Frontières de la langue : on te parle, tu dis que tu ne comprends pas. L’autre répète, répète gentiment. En fait, tu comprends les mots. C’est l’arrangement de choses qu’ils désignent, que tu ne comprends pas.

Déplacement intérieur : l’avantage des frontières, c’est de te projeter hors de cette relation de toi aux choses. On se reconstruit, et, ce faisant, on a réorganisé cette relation de soi au plus proche dehors. On ne peut pas se passer d’aller aux frontières – ou alors inviter l’excès sur place, nos vieilles civilisations savaient cela aussi.

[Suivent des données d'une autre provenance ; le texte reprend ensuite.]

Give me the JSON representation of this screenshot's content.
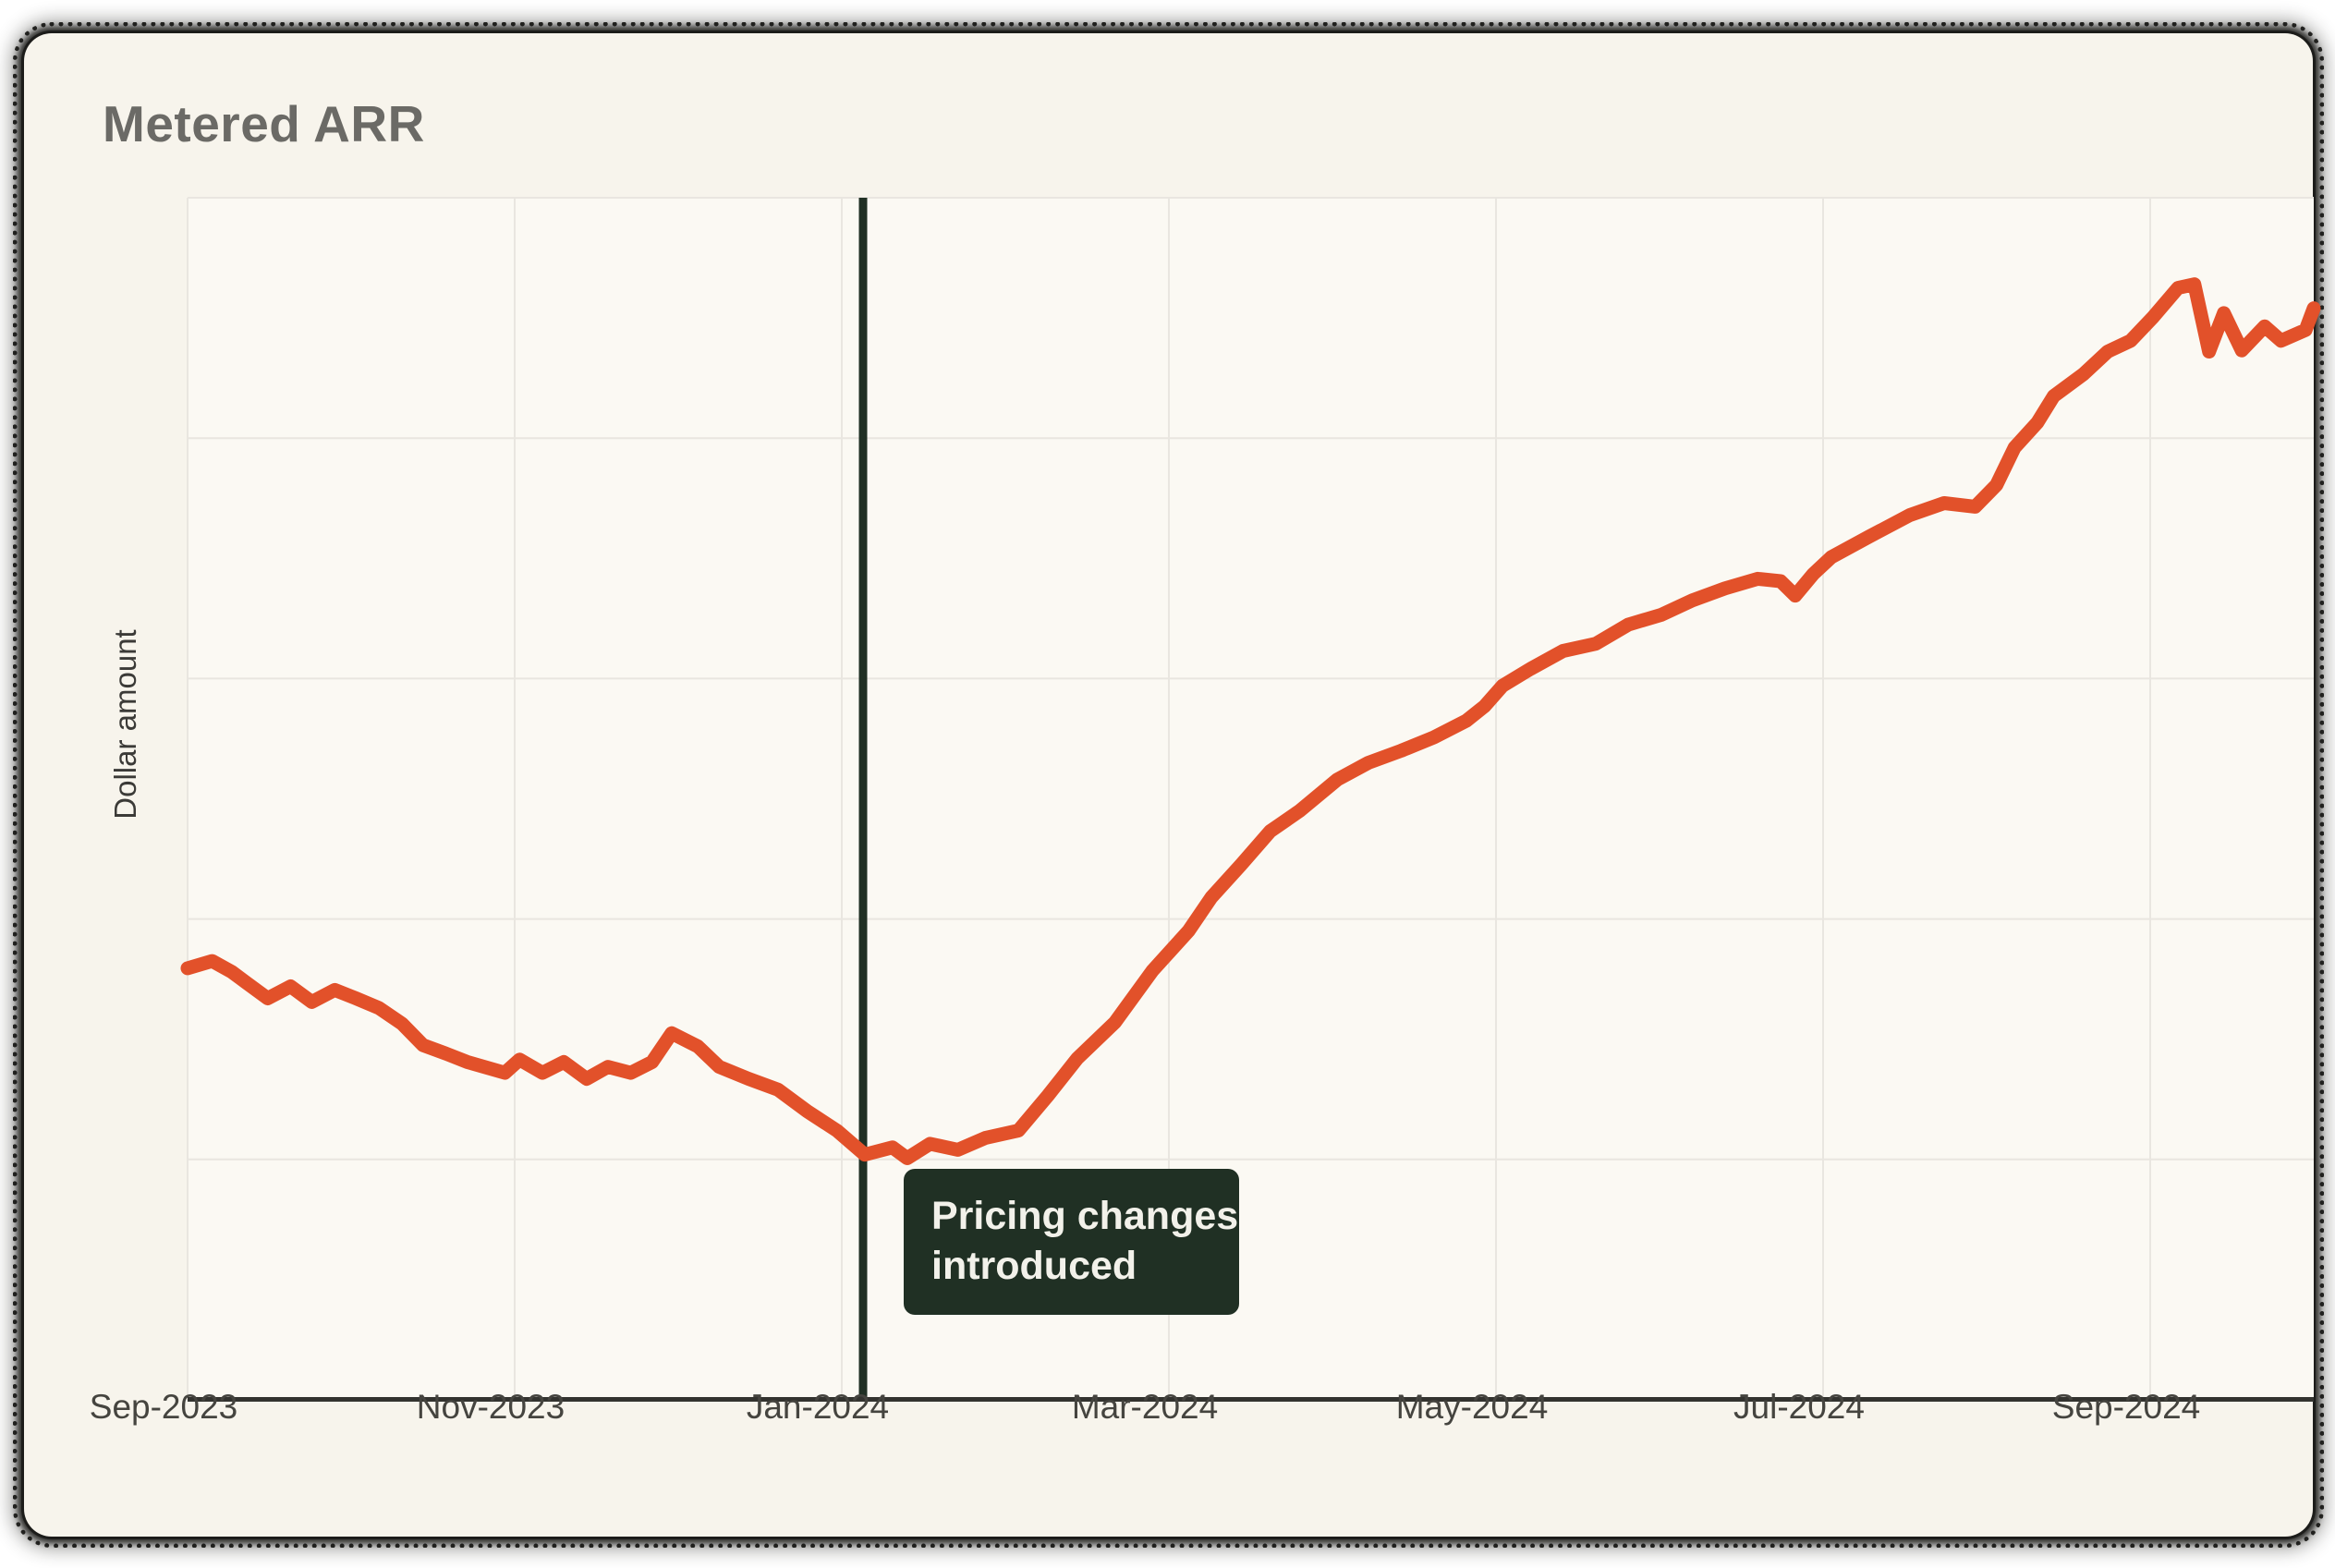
{
  "page": {
    "background": "#ffffff"
  },
  "card": {
    "background": "#F7F4EC",
    "plot_background": "#FBF9F3",
    "rough_border_color": "#1C1C1A"
  },
  "text_colors": {
    "title": "#6B6A66",
    "y_axis_label": "#3B3A37",
    "x_tick_labels": "#45443F"
  },
  "chart_data": {
    "type": "line",
    "title": "Metered ARR",
    "subtitle": "",
    "xlabel": "",
    "ylabel": "Dollar amount",
    "x_unit": "months (0 = Sep-2023)",
    "y_unit": "relative dollar amount (axis shows no numeric ticks), scaled 0-100",
    "xlim": [
      0,
      13
    ],
    "ylim": [
      0,
      100
    ],
    "grid": true,
    "grid_color": "#E9E6E0",
    "axis_color": "#33332F",
    "legend": "none",
    "x_ticks": [
      {
        "m": 0,
        "label": "Sep-2023"
      },
      {
        "m": 2,
        "label": "Nov-2023"
      },
      {
        "m": 4,
        "label": "Jan-2024"
      },
      {
        "m": 6,
        "label": "Mar-2024"
      },
      {
        "m": 8,
        "label": "May-2024"
      },
      {
        "m": 10,
        "label": "Jul-2024"
      },
      {
        "m": 12,
        "label": "Sep-2024"
      }
    ],
    "y_gridlines": [
      20,
      40,
      60,
      80,
      100
    ],
    "monthly_summary": {
      "Sep-2023": 36,
      "Oct-2023": 33,
      "Nov-2023": 28,
      "Dec-2023": 30,
      "Jan-2024": 21,
      "Feb-2024": 22,
      "Mar-2024": 37,
      "Apr-2024": 51,
      "May-2024": 58,
      "Jun-2024": 65,
      "Jul-2024": 70,
      "Aug-2024": 75,
      "Sep-2024": 90,
      "Oct-2024": 91
    },
    "series": [
      {
        "name": "Metered ARR",
        "color": "#E2512A",
        "stroke_width": 15,
        "points": [
          [
            0.0,
            35.9
          ],
          [
            0.15,
            36.5
          ],
          [
            0.27,
            35.6
          ],
          [
            0.36,
            34.7
          ],
          [
            0.49,
            33.4
          ],
          [
            0.63,
            34.4
          ],
          [
            0.76,
            33.1
          ],
          [
            0.9,
            34.1
          ],
          [
            1.03,
            33.4
          ],
          [
            1.17,
            32.6
          ],
          [
            1.31,
            31.3
          ],
          [
            1.44,
            29.5
          ],
          [
            1.58,
            28.8
          ],
          [
            1.71,
            28.1
          ],
          [
            1.94,
            27.2
          ],
          [
            2.03,
            28.3
          ],
          [
            2.17,
            27.2
          ],
          [
            2.3,
            28.1
          ],
          [
            2.44,
            26.7
          ],
          [
            2.57,
            27.7
          ],
          [
            2.71,
            27.2
          ],
          [
            2.84,
            28.1
          ],
          [
            2.96,
            30.5
          ],
          [
            3.12,
            29.4
          ],
          [
            3.25,
            27.7
          ],
          [
            3.43,
            26.7
          ],
          [
            3.61,
            25.8
          ],
          [
            3.79,
            24.0
          ],
          [
            3.97,
            22.4
          ],
          [
            4.14,
            20.4
          ],
          [
            4.31,
            21.0
          ],
          [
            4.4,
            20.1
          ],
          [
            4.54,
            21.3
          ],
          [
            4.71,
            20.8
          ],
          [
            4.88,
            21.8
          ],
          [
            5.08,
            22.4
          ],
          [
            5.26,
            25.3
          ],
          [
            5.44,
            28.4
          ],
          [
            5.67,
            31.4
          ],
          [
            5.9,
            35.7
          ],
          [
            6.12,
            39.0
          ],
          [
            6.26,
            41.8
          ],
          [
            6.44,
            44.5
          ],
          [
            6.62,
            47.3
          ],
          [
            6.8,
            49.0
          ],
          [
            7.03,
            51.6
          ],
          [
            7.22,
            53.0
          ],
          [
            7.42,
            54.0
          ],
          [
            7.62,
            55.1
          ],
          [
            7.82,
            56.5
          ],
          [
            7.93,
            57.7
          ],
          [
            8.04,
            59.4
          ],
          [
            8.21,
            60.8
          ],
          [
            8.41,
            62.3
          ],
          [
            8.61,
            62.9
          ],
          [
            8.81,
            64.5
          ],
          [
            9.01,
            65.3
          ],
          [
            9.2,
            66.5
          ],
          [
            9.4,
            67.5
          ],
          [
            9.6,
            68.3
          ],
          [
            9.74,
            68.1
          ],
          [
            9.83,
            66.9
          ],
          [
            9.94,
            68.7
          ],
          [
            10.05,
            70.1
          ],
          [
            10.28,
            71.8
          ],
          [
            10.53,
            73.6
          ],
          [
            10.74,
            74.6
          ],
          [
            10.93,
            74.3
          ],
          [
            11.06,
            76.1
          ],
          [
            11.17,
            79.2
          ],
          [
            11.31,
            81.3
          ],
          [
            11.41,
            83.5
          ],
          [
            11.59,
            85.3
          ],
          [
            11.74,
            87.2
          ],
          [
            11.88,
            88.1
          ],
          [
            12.02,
            90.1
          ],
          [
            12.17,
            92.5
          ],
          [
            12.27,
            92.8
          ],
          [
            12.36,
            87.2
          ],
          [
            12.45,
            90.4
          ],
          [
            12.56,
            87.3
          ],
          [
            12.7,
            89.3
          ],
          [
            12.8,
            88.1
          ],
          [
            12.95,
            89.0
          ],
          [
            13.0,
            90.8
          ]
        ]
      }
    ],
    "annotation": {
      "month": 4.13,
      "lines": [
        "Pricing changes",
        "introduced"
      ],
      "bg": "#203024",
      "text_color": "#F2F1EA",
      "line_color": "#203024",
      "line_width": 9
    }
  }
}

Bombay, 1979 : dans les taxis vitres ouvertes, aux feux, les mains des lépreux. et sur la passerelle au-dessus de la gare l’homme à l’elephantiasis – le corps première frontière, passe donc celle du tien.
Frontières : étiquettes sur les vêtements que je porte, made in sur mon ordinateur ou mon téléphone – cela signifie quoi, quant au rapport aux heures, à dormir, vivre, éduquer des enfants ? On lutte contre ça comment, vous avez la recette, vous ?

Frontières des signes : les plans qu’on te dessine à Tokyo, les cargos regardés sur la mer dans le détroit sous la Suède. Absurdité des frontières : quand tu arrives à Genève par le train, et que ça ressemble tellement à Berlin Est autrefois. Et quand du doigt tu pousses le zoom de Google Earth sur n’importe où de la vieille forme ovoïde, chargée de magma, et de cette croûte bitumeuse qu’on continue de pressurer comme si elle était éternelle, ça concerne en quoi les douaniers de Genève ?

Frontières : dans chaque pays où on est allé, on a toujours voulu voir les librairies. Et aussi toujours acheté des cahiers. J’ai chez moi un cahier vierge de Mongolie, je ne m’en servirai jamais : il est parmi les autres livres, livre blanc d’un voyage qu’on ne fera pas. Je lis souvent avec mon petit téléphone Internet à côté du livre : il y a le nom d’une ville, d’une route, d’un fleuve, j’appelle les images, les vues satellite – le rapport des mots aux choses, dans un temps précis, n’inclut pas qu’on s’y déplace. Alors voilà, on pousse cette frontière-là, on laisse les guerres et l’argent garder les autres.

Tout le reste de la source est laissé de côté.